Review:
Over the past couple of decades, sensory historians have been working to restore taste, touch, smell and hearing to our understanding of the past. Some of the dividends of this approach are on display in the six highly engaging and authoritative volumes that have been gathered together as A Cultural History of the Senses under the general editorship of historian Constance Classen [...] These impressive volumes enable us to venture beyond the credo that 'seeing is believing' and to better appreciate the original iteration of that phrase as it was used in the medieval period: 'Seeing is believing but feeling's the truth.' For the same reason, A Cultural History of the Senses reminds us that histories of smell, sound, taste and touch-as well as of sight-are remarkably useful in helping us remember that the truth is more complex than it might first appear. -- The Wall Street Journal
What exactly is the enterprise [of this work]? Most obviously, it is to take historical inquiry into a new area.

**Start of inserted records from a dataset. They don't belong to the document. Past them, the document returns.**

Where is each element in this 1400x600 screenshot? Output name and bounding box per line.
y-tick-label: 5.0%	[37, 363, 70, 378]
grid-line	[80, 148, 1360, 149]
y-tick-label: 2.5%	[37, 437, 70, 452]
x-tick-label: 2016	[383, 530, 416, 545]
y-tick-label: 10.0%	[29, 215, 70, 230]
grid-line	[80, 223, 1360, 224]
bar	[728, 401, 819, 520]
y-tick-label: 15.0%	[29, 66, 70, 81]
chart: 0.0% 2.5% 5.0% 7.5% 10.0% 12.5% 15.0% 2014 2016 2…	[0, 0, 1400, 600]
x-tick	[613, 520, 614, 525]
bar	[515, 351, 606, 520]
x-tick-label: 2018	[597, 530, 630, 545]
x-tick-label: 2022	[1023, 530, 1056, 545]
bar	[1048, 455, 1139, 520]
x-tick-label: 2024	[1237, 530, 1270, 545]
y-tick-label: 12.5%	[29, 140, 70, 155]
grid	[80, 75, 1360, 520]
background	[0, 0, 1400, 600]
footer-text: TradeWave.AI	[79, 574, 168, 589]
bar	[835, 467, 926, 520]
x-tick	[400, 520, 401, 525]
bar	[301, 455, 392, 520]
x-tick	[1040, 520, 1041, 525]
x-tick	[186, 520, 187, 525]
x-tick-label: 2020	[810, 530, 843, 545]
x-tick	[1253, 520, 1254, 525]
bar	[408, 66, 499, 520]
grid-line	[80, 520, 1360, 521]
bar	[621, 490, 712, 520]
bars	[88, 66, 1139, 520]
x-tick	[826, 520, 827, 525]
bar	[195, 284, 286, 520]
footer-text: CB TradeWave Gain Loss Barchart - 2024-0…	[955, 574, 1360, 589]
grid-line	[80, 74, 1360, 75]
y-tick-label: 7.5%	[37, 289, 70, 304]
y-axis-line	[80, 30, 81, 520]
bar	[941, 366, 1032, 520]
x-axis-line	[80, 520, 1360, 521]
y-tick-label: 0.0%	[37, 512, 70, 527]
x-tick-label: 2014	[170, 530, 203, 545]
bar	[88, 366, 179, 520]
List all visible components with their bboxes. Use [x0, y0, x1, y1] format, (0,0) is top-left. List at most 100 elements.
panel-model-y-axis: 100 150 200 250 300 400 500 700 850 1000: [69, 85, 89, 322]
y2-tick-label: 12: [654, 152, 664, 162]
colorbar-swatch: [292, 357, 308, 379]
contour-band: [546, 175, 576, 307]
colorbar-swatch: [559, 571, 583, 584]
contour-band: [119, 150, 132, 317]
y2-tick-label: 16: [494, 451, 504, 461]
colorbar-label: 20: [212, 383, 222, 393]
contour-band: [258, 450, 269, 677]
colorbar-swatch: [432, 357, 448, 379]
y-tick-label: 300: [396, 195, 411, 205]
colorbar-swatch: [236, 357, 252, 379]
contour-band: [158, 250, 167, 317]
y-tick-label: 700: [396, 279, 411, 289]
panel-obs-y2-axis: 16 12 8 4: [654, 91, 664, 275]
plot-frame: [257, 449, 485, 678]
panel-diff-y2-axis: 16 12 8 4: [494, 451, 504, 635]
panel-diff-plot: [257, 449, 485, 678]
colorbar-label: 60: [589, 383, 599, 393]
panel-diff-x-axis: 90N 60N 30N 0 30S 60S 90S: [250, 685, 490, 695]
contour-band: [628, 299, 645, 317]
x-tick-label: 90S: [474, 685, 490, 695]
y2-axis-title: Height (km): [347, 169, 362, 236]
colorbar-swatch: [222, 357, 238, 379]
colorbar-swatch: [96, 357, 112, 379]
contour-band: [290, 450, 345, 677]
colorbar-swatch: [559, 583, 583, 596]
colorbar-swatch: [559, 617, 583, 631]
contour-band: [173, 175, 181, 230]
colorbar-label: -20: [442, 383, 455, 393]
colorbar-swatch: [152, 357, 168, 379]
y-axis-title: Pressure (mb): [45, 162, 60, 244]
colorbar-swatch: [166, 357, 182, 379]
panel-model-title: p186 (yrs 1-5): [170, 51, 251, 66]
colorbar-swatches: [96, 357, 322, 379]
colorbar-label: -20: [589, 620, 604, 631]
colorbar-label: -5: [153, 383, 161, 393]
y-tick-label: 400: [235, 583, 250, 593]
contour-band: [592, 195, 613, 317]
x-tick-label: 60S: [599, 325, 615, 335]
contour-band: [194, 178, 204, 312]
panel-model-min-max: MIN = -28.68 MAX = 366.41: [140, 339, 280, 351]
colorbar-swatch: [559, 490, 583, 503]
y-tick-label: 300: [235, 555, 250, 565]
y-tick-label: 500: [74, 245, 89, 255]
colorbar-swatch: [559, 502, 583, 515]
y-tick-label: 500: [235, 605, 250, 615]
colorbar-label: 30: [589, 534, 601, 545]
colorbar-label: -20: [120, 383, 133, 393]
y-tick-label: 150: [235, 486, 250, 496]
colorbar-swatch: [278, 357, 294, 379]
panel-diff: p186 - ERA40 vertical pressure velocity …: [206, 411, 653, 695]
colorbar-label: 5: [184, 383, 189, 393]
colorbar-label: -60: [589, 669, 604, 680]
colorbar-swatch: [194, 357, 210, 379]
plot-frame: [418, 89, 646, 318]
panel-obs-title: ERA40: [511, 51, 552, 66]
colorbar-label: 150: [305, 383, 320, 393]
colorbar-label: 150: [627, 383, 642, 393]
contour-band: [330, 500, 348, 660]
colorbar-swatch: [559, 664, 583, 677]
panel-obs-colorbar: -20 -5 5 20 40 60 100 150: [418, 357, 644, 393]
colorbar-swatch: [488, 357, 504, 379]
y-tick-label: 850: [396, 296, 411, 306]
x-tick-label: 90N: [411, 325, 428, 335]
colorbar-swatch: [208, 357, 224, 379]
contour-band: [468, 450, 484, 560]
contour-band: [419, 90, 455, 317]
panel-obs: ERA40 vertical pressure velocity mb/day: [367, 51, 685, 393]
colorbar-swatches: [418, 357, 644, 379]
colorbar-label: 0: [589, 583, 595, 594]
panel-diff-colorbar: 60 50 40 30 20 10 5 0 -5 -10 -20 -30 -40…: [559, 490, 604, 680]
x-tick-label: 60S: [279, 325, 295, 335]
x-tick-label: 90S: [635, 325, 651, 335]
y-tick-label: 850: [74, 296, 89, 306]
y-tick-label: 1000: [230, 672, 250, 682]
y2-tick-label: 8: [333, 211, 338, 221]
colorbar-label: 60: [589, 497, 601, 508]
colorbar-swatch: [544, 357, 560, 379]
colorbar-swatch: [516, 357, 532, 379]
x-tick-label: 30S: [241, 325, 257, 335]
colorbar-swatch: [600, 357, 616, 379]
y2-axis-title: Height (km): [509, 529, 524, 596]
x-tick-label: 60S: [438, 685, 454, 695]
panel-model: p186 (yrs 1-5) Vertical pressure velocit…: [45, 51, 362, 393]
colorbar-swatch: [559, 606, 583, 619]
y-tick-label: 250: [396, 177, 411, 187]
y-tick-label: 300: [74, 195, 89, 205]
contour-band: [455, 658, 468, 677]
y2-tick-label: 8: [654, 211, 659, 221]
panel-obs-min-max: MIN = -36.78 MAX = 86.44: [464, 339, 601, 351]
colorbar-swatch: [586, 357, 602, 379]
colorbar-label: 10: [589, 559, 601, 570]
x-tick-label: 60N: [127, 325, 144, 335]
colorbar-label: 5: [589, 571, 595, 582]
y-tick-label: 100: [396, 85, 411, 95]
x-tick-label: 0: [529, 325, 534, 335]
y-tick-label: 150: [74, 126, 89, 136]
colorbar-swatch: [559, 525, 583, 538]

More ambitiously, it is to extend and perhaps even alter our understanding of areas we already think we know. Most excitingly, we can hope that it might extend our understanding of the relations more generally between biology, circumstance, sensation and expression. -- Times Literary Supplement
An authoritative and, undoubtedly, the most comprehensive distillation of work in this field ... If you have not yet discovered this field, your journey starts here. -- Cultural and Social History
About the Author:
Constance Classen is Visiting Scholar at McGill University, Canada and director of an interdisciplinary project on art, museums and the senses. She is the editor of The Book of Touch (2005), and the author of, among other works, Worlds of Sense: Exploring the Senses in History and Across Cultures (1993), The Color of Angels: Cosmology, Gender and the Aesthetic Imagination (1998) and The Deepest Sense: A Cultural History of Touch (2012).